For his part, Iranian government spokesman Ghulam Hussein Ilham said that his country's "top priority" during the talks was to demand the release of five of its nationals held by the US military in Iraq for the past seven months on charges of being senior members an elite force of the Iran Revolutionary Guard Corps (IRGC), which it claims has been arming Shiite militias in Iraq.

While Crocker said the US expressed concerns regarding the Iranian support of violent militias, the ambassador said Iran countered that it had nothing to do with the Islamic Republic.

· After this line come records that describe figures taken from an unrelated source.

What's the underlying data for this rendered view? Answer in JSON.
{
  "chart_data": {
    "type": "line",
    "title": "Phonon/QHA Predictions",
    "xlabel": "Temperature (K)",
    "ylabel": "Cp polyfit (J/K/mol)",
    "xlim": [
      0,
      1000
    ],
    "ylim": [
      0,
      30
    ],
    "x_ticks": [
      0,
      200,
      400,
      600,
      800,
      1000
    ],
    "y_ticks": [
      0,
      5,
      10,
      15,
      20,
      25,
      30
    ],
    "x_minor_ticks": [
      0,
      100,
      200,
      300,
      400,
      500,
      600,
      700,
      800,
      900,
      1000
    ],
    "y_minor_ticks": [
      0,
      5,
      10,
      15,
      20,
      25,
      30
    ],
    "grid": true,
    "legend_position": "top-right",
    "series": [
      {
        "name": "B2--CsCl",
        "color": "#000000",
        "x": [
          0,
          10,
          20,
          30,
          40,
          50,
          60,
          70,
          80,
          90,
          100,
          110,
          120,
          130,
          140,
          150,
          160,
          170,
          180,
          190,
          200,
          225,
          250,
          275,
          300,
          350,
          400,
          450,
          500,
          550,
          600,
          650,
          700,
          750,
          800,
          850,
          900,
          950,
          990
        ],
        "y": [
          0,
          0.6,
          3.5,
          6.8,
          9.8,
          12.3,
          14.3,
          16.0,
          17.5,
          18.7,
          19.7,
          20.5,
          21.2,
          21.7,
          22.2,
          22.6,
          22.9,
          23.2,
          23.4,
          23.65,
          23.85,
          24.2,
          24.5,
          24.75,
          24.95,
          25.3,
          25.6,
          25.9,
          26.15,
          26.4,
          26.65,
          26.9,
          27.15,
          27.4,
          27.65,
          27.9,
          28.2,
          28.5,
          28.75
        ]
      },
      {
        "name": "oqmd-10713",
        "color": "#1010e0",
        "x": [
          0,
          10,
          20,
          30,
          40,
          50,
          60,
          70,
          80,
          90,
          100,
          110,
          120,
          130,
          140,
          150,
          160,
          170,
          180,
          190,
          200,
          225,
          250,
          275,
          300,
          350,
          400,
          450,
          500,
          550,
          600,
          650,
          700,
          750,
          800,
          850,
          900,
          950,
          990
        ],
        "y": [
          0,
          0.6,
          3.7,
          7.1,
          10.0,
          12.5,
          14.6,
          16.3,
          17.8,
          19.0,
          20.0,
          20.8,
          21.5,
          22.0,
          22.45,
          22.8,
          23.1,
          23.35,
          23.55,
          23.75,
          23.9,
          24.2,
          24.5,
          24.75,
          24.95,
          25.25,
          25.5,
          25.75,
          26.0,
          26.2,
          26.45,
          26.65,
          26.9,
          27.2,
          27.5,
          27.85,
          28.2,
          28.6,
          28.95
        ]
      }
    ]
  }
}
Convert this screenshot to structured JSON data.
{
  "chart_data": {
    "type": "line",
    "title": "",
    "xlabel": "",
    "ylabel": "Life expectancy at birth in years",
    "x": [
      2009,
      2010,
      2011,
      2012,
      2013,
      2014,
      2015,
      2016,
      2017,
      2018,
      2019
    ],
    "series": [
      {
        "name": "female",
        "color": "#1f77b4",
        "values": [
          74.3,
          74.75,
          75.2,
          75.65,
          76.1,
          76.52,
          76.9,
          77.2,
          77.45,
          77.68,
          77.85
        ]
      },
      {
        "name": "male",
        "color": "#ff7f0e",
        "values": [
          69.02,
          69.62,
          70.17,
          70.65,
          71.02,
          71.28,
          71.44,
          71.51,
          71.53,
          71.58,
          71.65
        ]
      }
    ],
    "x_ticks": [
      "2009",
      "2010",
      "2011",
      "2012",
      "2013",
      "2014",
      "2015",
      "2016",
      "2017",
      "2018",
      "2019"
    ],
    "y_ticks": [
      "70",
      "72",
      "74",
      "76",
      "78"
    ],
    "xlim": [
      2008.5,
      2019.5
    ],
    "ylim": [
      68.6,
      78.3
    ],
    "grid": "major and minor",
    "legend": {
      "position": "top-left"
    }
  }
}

The main US charge is that the Iranians are providing weapons, explosives, training, and payments of up to $3 million dollars per cell to a rogue offshoot of the Shiite Mahdi Army militia known as "Special Groups." The US military says those militants target mainly US forces and Sunni Arabs. The US asserts that these groups have been supplied with what the Army calls Explosively Formed Projectiles (EFPs), which are sophisticated roadside bombs that are capable of piercing armored vehicles.

Even as Iranian and US diplomats met, US and Iraqi forces were ringing the town of Husseiniyah, northeast of Baghdad, in an effort to flush out rogue elements of the Mahdi Army that were allegedly holed up inside.

The Dubai-based Kahwaji said Iran's assistance to Shiite militias is undisputed. "I have spoken to many Iraqi and coalition officials and they showed evidence," he said.

Now, say experts, with the US arming and supporting Sunni Arab insurgents and tribes in the fight against Al Qaeda, other more mainstream Shiite factions may look to Iran.

"We warned against arming and supporting some armed groups by multinational forces under the slogan of fighting Al Qaeda. This is a red line that must not be crossed," says Hadi al-Ameri, a senior member of parliament and head of the Badr Organization, a political party that maintains a paramilitary unit trained in Iran.

Hosham Dawod, a Paris-based Iraq expert, says, "The Americans want to rely on former Baathists, tribal, and Islamist elements among the Sunni Arabs. This definitely makes Iran nervous because these are the same people that confronted it in the past. It also troubles many of Iraq's Shiite parties and even the Kurds thereby pushing them closer to Iran because their interests are intertwined."